## Training notebook for benchmarking the partial exploration variable
In this notebook we are using PyDial to train and test DeepQ Networks with a partial and progressive exploration variable (defined in three different environments: 

- Cambridge Restaurants 
- San Francisco Restaurants
- Laptops 

Hyperparameters are defined in the Independent Research Project in the Methodology section. They are also listed in the configuration file of each environment in configuration_files. The configuration files are as follows: 

#### Handcrafted Policies (4000 dialogs in total, batches of 1000 for training, test on 500 dialogs) 
- env1-hdc-CR.cfg    / Handcrafted policy configuration file for Cambridge Restaurants Domain
- env1-hdc-SFR.cfg  / Handcrafted policy configuration file for San Francisco Restaurants Domain
- env1-hdc-LAP.cfg  / Handcrafted policy configuration file for Laptop Domain 

#### DQN with partial exploration variable (4000 dialogs in total, batches of 1000 for training, test on 500 dialogs) 
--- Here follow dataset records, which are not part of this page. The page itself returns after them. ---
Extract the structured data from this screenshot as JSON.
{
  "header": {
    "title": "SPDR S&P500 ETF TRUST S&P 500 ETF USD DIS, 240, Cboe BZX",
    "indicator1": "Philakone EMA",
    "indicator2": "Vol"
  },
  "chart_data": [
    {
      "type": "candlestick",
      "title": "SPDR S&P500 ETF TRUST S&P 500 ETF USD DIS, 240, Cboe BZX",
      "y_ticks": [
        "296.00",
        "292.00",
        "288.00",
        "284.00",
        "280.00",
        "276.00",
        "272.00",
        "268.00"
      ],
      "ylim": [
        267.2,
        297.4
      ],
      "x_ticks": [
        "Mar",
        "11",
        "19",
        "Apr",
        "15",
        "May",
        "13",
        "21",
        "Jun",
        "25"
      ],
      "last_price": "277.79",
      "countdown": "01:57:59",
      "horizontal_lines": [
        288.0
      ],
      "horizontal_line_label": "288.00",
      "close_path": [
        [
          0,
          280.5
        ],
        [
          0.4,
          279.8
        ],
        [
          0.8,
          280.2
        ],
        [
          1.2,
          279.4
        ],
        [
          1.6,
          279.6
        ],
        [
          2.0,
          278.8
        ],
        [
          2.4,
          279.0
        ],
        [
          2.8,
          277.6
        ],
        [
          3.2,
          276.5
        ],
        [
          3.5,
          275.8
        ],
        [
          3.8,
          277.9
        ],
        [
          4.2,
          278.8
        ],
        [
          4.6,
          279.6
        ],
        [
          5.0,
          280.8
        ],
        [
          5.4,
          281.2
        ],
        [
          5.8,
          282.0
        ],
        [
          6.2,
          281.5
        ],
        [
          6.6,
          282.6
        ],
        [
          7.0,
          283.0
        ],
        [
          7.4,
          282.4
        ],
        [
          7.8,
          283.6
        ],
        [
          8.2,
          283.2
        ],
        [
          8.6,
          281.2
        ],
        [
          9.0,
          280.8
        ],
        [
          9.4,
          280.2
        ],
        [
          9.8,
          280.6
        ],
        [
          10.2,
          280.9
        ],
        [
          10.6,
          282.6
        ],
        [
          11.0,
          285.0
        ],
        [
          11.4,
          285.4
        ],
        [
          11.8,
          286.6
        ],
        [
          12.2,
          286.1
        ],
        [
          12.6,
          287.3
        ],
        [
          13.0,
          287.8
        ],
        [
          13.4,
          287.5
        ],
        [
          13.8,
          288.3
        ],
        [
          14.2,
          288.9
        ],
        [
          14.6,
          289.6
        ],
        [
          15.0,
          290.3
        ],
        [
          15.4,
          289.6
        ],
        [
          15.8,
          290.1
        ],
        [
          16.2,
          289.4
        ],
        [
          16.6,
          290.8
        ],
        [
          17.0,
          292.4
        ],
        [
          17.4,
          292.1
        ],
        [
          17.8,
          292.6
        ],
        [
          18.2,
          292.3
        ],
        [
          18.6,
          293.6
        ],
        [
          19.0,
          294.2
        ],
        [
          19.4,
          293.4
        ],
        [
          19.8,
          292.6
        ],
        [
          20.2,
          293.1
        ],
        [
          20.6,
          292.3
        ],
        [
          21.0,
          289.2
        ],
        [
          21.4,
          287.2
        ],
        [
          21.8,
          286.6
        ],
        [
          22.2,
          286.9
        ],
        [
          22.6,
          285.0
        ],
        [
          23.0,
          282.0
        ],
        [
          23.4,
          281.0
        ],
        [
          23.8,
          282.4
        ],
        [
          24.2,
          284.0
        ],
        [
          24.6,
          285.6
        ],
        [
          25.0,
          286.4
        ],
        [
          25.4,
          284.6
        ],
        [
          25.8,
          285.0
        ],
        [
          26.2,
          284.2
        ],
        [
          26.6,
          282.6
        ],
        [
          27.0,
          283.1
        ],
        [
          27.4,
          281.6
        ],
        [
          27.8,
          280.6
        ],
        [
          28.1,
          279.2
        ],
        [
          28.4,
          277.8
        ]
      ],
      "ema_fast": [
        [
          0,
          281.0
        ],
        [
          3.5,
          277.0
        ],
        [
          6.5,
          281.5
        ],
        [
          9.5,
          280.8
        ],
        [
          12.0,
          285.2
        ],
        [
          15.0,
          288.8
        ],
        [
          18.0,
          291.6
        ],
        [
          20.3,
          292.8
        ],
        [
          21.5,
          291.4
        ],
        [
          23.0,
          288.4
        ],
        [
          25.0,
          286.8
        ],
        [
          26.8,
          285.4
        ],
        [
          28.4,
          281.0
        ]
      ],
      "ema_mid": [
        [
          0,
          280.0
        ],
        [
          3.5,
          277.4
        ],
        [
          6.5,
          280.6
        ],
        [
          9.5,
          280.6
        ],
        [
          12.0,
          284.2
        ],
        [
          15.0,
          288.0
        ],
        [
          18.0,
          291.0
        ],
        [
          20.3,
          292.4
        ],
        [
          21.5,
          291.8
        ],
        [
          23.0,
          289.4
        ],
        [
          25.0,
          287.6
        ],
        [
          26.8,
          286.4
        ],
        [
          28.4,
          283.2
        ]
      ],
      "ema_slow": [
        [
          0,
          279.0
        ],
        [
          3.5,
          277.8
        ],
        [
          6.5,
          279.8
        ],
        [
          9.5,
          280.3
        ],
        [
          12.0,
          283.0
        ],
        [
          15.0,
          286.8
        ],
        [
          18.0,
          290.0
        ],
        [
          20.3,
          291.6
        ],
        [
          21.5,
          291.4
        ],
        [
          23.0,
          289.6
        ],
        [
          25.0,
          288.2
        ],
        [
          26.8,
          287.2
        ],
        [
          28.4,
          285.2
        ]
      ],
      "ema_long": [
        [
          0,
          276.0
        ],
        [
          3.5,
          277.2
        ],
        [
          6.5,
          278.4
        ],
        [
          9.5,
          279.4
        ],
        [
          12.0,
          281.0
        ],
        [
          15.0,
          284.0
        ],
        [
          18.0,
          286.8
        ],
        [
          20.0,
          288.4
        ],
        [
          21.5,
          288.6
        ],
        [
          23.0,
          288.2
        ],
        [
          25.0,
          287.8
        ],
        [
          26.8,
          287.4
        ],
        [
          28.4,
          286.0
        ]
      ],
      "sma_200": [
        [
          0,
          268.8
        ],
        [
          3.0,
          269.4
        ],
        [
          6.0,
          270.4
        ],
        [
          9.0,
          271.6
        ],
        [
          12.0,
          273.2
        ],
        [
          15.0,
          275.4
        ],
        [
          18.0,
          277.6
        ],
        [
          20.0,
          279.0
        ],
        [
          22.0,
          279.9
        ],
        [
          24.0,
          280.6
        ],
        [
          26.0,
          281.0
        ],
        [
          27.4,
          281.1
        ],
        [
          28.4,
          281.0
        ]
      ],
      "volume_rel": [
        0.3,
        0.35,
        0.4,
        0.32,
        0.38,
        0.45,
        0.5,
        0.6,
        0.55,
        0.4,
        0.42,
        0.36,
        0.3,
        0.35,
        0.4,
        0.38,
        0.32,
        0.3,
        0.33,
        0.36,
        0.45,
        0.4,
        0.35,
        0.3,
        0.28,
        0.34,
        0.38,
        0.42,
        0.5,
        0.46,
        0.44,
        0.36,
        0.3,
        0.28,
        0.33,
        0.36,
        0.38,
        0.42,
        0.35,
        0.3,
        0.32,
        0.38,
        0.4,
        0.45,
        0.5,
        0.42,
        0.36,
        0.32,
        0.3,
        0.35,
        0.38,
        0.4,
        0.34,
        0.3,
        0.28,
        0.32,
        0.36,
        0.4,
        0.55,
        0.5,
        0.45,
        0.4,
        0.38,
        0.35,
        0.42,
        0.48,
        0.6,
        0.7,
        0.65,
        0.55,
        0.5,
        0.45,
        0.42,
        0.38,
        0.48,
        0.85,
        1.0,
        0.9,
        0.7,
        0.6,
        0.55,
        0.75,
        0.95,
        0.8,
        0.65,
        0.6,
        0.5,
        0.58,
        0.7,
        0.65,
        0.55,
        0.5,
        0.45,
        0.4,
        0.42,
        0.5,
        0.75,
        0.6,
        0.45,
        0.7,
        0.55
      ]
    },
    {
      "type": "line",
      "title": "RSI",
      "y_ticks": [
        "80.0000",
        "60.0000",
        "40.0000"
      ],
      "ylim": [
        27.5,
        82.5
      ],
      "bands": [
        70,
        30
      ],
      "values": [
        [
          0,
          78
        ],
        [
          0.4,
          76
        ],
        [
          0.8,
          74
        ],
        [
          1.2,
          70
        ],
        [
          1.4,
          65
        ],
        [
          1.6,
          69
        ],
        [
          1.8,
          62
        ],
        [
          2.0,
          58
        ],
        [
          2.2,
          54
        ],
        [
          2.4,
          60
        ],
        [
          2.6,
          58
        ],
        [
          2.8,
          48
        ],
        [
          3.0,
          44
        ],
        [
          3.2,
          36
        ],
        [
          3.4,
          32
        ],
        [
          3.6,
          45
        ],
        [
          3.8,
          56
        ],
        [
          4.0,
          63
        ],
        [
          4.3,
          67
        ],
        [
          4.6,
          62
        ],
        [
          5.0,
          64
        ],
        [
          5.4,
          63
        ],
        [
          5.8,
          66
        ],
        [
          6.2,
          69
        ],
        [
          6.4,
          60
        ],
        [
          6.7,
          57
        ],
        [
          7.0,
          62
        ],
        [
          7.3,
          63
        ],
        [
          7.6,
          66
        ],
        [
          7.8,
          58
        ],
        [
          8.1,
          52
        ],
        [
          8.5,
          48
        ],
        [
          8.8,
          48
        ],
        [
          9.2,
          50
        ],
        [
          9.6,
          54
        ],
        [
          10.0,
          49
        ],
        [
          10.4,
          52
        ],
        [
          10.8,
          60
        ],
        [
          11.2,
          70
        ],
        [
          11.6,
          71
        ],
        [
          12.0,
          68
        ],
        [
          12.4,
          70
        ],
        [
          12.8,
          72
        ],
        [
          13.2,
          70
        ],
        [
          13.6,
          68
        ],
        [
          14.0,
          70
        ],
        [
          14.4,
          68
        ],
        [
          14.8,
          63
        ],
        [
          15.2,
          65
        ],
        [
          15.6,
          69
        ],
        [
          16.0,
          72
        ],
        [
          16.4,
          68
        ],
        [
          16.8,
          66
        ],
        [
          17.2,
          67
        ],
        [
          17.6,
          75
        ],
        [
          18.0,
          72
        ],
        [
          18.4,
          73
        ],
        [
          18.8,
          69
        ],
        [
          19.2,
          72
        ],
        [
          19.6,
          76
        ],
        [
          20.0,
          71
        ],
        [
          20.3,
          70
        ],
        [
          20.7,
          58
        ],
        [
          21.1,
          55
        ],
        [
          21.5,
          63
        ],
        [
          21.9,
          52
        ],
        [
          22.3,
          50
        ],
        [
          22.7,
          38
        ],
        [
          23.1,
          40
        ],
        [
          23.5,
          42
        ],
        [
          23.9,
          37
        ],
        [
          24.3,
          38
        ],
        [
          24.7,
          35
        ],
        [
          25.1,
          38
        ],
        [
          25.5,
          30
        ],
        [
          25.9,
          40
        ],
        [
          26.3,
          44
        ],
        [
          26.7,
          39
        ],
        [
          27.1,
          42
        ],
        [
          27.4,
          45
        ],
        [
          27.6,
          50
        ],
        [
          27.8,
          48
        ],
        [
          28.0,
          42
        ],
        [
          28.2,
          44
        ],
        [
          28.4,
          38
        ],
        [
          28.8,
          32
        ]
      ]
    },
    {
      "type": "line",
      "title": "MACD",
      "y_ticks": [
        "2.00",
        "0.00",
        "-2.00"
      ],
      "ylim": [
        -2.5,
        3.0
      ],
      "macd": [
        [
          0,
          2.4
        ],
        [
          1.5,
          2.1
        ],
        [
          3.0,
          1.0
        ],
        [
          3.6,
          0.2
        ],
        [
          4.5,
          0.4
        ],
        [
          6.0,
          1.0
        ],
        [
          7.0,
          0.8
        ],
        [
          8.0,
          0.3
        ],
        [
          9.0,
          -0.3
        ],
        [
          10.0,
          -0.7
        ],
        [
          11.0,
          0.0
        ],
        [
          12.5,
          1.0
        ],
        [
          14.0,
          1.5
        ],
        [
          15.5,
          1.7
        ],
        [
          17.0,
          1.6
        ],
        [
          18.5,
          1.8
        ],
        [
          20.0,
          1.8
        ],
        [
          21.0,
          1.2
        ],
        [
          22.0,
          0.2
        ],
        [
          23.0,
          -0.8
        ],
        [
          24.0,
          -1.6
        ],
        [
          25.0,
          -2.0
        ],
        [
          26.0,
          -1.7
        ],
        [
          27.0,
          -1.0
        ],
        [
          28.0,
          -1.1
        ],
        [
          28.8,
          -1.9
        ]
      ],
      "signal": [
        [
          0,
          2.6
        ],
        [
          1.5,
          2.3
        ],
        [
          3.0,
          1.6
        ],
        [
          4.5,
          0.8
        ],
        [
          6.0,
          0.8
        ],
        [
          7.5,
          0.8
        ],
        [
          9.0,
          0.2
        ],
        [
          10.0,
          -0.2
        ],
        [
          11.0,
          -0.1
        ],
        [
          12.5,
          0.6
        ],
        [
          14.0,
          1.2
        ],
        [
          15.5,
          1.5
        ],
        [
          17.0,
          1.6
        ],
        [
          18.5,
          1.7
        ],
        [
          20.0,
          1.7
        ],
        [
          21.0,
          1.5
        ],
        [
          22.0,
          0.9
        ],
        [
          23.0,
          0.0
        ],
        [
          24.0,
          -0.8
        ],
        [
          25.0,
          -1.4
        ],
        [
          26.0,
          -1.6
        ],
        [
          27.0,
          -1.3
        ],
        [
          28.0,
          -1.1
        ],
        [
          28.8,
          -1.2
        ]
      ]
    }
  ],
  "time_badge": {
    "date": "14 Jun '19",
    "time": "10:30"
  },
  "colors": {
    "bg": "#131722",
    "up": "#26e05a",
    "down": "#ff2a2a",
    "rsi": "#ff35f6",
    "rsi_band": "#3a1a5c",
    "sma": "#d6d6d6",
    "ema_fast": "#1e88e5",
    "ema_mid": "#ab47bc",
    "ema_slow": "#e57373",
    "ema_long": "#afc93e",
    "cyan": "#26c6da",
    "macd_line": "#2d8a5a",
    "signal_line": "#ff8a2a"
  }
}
- env-exploration-partial-CR.cfg / DQN with partial exploration variable enabled on top of DQNPolicy.py for Cambridge Restaurants Domain
- env-exploration-partial-sfr.cfg / DQN with partial exploration variable enabled on top of DQNPolicy.py for San Francisco Restaurants Domain
- env-exploration-partial-lap.cfg / DQN with partial exploration variable enabled on top of DQNPolicy.py for Laptops Domain

#### DQN with partial exploration variable (4000 dialogs in total, batches of 100 for training, test on 30 dialogs) 

- env-exploration-partial-CR-100.cfg / DQN with partial exploration variable enabled on top of DQNPolicy.py for Cambridge Restaurants Domain
- env-exploration-partial-sfr-100.cfg / DQN with partial exploration variable enabled on top of DQNPolicy.py for San Francisco Restaurants Domain
- env-exploration-partial-lap-100.cfg / DQN with partial exploration variable enabled on top of DQNPolicy.py for Laptops Domain

----------------------------------------------------------------------------------------------------------------------

#### Preparing all necessary imports for this notebook

In [1]:
import os
from exploration_utils.exploration_utilities import ProgressionExploration, RiskIndexCalculator
import pandas as pd

In [2]:
#Finding the path of the notebook. The PyDial Repository should be in the same directory. 
absolute_path = os.path.abspath('')
working_path = os.path.dirname(absolute_path)
print(f"Notebook location: {working_path}")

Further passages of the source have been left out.